I was diagnosed in 1970 and my answer is more what I wish I wasn’t told. As a 14 year old, I was told that I would probably be dead by 50, have my legs cut off and go blind if I ever ate anything sweet. So with that hanging over my head I became very rebellious and did not care about anything because I knew what my future was. I was going to die anyway. As I grew older older and realized none of that was true, I found out how much harder it is to change my lifestyle was it was set. I wish that everyone would have told me that there is actually a future and I should exercise, make wise food choices and if I fall back one day I can do better the next day. Thank goodness children have more support and more options today.
Jan – you and I were given the same poor advice by our ‘diabetologist’. It’s a-shame they were so short sighted, so I am glad we have proved them wrong!
Learn how proteins and fats affectvthe absorption of carbohydrares and learn how to adjust dosing.
I was only 6 years old so advice would have been given to my parents. I do wish I would have received any advice at all. Diagnosed, sent home, don’t eat sweets and test your urine with the test tube. I would have liked advice on finding youth camps and groups.
In 1968 I was diagnosed with brittle diabetes. We had no technology to help us day to day; no glucometers, no insulin pumps.
, no CGMs and no A1c.

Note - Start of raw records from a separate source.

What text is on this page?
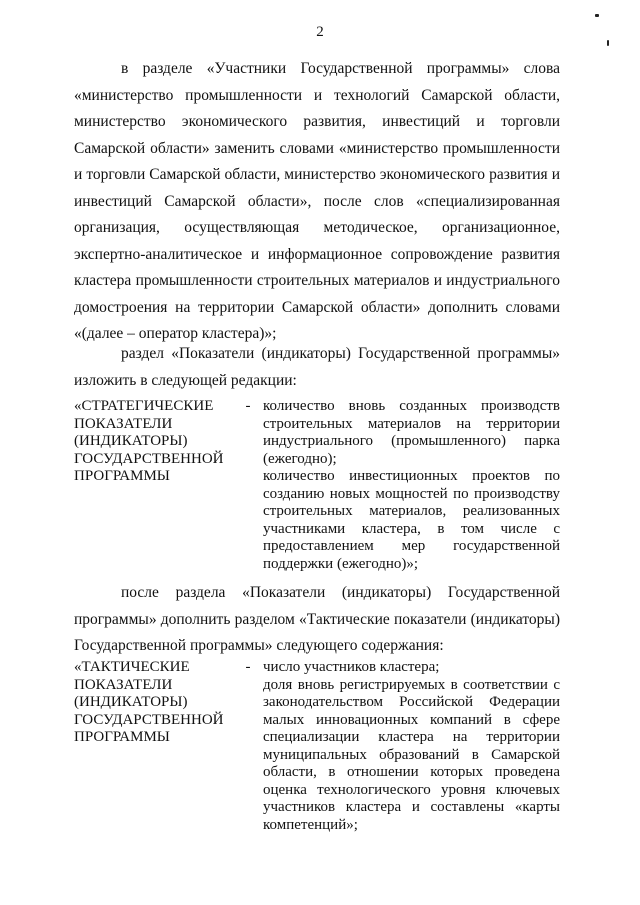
2

в разделе «Участники Государственной программы» слова «министерство промышленности и технологий Самарской области, министерство экономического развития, инвестиций и торговли Самарской области» заменить словами «министерство промышленности и торговли Самарской области, министерство экономического развития и инвестиций Самарской области», после слов «специализированная организация, осуществляющая методическое, организационное, экспертно-аналитическое и информационное сопровождение развития кластера промышленности строительных материалов и индустриального домостроения на территории Самарской области» дополнить словами «(далее – оператор кластера)»;

раздел «Показатели (индикаторы) Государственной программы» изложить в следующей редакции:

«СТРАТЕГИЧЕСКИЕ ПОКАЗАТЕЛИ (ИНДИКАТОРЫ) ГОСУДАРСТВЕННОЙ ПРОГРАММЫ
- количество вновь созданных производств строительных материалов на территории индустриального (промышленного) парка (ежегодно);

количество инвестиционных проектов по созданию новых мощностей по производству строительных материалов, реализованных участниками кластера, в том числе с предоставлением мер государственной поддержки (ежегодно)»;

после раздела «Показатели (индикаторы) Государственной программы» дополнить разделом «Тактические показатели (индикаторы) Государственной программы» следующего содержания:

«ТАКТИЧЕСКИЕ ПОКАЗАТЕЛИ (ИНДИКАТОРЫ) ГОСУДАРСТВЕННОЙ ПРОГРАММЫ
- число участников кластера;

доля вновь регистрируемых в соответствии с законодательством Российской Федерации малых инновационных компаний в сфере специализации кластера на территории муниципальных образований в Самарской области, в отношении которых проведена оценка технологического уровня ключевых участников кластера и составлены «карты компетенций»;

Our prognoses were incredibly slim and negative. The advice given was eat right, take your insulin and don’t exercise too much. Had there been good advice, it should have been ‘eat minimal carbohydrates’, ‘try to keep your urine sugar as low as possible’ and ‘adopt an active lifestyle to help metabolize the food eaten.’ Most of all ‘keep a positive attitude!’ I developed each of these practices and have been free of complications the entire time. With today’s technology we have the tools to out live all of our non-diabetic peers. Keep your chin up and live!!!
Prebolus
In the 1950s I was not given any good advice !!!
I wish I would have found an Endo from the start 18 years ago! I was Diagnosed as a type II and treated as type II with medications for type II by my regular family physician and OB for my pregnancy and then continued with GP for three years afterward being treated as a type 2!
NO ONE told me about an ENDO or a Peptide test! That is ALL it takes to see if you are type 1 or type 2 is a peptide test to see how much insulin or if any your pancreas is producing. (NOR DID MY GP or GYN even know what it was!) GP do not know enough about diabetes to treat anyone! All diagnosed diabetics should right away be referred to a ENDO diabetic specialist! There is such a shortage for ENDO’s in our area! Seems now the demand is higher there would be a push for more diabetic Endo’s!
I was soooooooo sick the entire time I took pills/metformin with my IBS and sensitive stomach! I missed a lot of work and life was miserable!
INFORM… GP’s about the peptide test!!!
AND… GP’s refer any patients that have a high BG and then high A1C directly to a diabetic ENDO! Do not try to treat something you don’t know much about!
The internet didn’t commonly exist yet in 1984. But I would today say find online supportive resources ASAP! Even at 40 years T1D, I have learned SO MUCH from healthy T1 forums on blogs, websites, and groups such as T1 Reddit threads. Also I have LAUGHED so much, so great communicating with so many others who share the little things no one else will ever fully understand. T1s are SO HELPFUL and supportive to each other with issues, questions, jokes, advice, or just understanding a rant. There’s a whole community out there, link in!
You can do anything but join the Military or eat poison. Don’t let Type 1 stop youself for success.
*yourself
Develop healthy coping habits. and strong routines related to diabetes care tasks.
I wish I had gotten a pump and CGM immediately instead of waiting 14 years after diagnosis. They have made all the difference in my health and mental wellbeing.
Things have changed so much since then and we know so much more about T1D that this is a difficult question to answer. I guess that I would have liked more positive encouragement.